[petsc-users] PETSc and Windows 10

Satish Balay balay at mcs.anl.gov
Sun Jun 28 09:19:27 CDT 2020


On Sun, 28 Jun 2020, Paolo Lampitella wrote:

> Dear PETSc users,
> 
> I’ve been an happy PETSc user since version 3.3, using it both under Ubuntu (from 14.04 up to 20.04) and CentOS (from 5 to 8).
> 
> I use it as an optional component for a parallel Fortran code (that, BTW, also uses metis) and, wherever allowed, I used to install myself MPI (both MPICH and OpenMPI) and PETSc on top of it without any trouble ever (besides being, myself, as dumb as one can be in this).
> 
> I did this on top of gnu compilers and, less extensively, intel compilers, both on a range of different systems (from virtual machines, to workstations to actual clusters).
> 
> So far so good.
> 
> Today I find myself in the need of deploying my application to Windows 10 users, which means giving them a folder with all the executables and libraries to make them run in it, including the mpi runtime. Unfortunately, I also have to rely on free tools (can’t afford Intel for the moment).
> 
> To the best of my knowledge, considering also far from optimal solutions, my options would then be: Virtual machines and WSL1, Cygwin, MSYS2-MinGW64, Cross compiling with MinGW64 from within Linux, PGI + Visual Studio + Cygwin (not sure about this one)
> 
> I know this is largely unsupported, but I was wondering if there is, nonetheless, some general (and more official) knowledge available on the matter.

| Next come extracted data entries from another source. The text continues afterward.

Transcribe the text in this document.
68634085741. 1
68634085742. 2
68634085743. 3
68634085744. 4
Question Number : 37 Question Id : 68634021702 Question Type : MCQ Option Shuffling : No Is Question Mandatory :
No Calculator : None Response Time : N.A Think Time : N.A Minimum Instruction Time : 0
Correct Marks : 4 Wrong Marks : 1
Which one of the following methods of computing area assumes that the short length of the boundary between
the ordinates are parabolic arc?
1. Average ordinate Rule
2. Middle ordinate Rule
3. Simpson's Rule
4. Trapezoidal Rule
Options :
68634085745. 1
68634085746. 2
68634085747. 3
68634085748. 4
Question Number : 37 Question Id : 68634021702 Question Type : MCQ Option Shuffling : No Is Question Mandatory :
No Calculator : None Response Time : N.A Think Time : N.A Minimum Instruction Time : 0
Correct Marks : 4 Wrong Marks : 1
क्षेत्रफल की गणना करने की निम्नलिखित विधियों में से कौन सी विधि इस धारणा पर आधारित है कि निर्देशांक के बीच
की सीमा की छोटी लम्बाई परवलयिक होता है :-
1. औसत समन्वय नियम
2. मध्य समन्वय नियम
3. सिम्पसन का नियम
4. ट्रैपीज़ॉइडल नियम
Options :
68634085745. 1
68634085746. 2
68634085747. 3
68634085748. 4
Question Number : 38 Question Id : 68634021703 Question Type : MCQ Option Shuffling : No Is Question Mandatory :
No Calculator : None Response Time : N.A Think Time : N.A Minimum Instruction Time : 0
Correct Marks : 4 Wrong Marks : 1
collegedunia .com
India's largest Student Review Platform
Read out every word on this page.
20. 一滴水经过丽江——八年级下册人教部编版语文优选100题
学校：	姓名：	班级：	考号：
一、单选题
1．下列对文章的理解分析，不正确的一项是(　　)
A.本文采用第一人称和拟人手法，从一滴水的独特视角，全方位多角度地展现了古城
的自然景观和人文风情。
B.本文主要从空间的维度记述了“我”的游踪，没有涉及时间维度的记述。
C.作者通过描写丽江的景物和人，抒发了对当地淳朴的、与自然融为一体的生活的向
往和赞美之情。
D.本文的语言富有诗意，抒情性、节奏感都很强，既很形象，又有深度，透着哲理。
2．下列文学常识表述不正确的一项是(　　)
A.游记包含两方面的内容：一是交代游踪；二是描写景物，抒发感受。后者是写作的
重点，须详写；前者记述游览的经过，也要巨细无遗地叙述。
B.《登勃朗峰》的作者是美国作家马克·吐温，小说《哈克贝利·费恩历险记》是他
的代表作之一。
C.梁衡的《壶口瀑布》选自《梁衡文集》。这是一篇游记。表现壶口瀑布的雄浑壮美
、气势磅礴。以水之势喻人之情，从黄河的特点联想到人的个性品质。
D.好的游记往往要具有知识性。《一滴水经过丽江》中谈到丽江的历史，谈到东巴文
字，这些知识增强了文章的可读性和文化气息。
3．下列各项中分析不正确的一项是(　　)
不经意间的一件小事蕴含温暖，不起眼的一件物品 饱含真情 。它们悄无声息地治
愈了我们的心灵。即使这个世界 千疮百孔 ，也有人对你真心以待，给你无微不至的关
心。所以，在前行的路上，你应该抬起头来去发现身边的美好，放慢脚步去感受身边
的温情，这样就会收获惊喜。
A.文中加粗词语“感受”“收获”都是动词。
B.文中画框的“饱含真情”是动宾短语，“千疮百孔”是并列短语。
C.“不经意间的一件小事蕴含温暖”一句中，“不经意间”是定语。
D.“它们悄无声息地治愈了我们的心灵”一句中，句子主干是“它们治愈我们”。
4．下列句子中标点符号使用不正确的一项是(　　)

What I tried so far:
> 
> 
>   1.  Virtual machines and WSL1: both work like a charm, just like in the native OS, but very far from ideal for the distribution purpose
> 
> 
>   1.  Cygwin with gnu compilers (as opposed to using Intel and Visual Studio): I was unable to compile myself MPI as I am used to on Linux, so I just tried going all in and let PETSc do everything for me (using static linking): download and install MPICH, BLAS, LAPACK, METIS and HYPRE. Everything just worked (for now compiling and making trivial tests) and I am able to use everything from within a cygwin terminal (even with executables and dependencies outside cygwin). Still, even within cygwin, I can’t switch to use, say, the cygwin ompi mpirun/mpiexec for an mpi program compiled with PETSc mpich (things run but not as expected). Some troubles start when I try to use cmd.exe (which I pictured as the more natural way to launch in Windows). In particular, using (note that \ is in cmd.exe, / was used in cygwin terminal):

I don't understand. Why build with MPICH - but use mpiexec from OpenMPI?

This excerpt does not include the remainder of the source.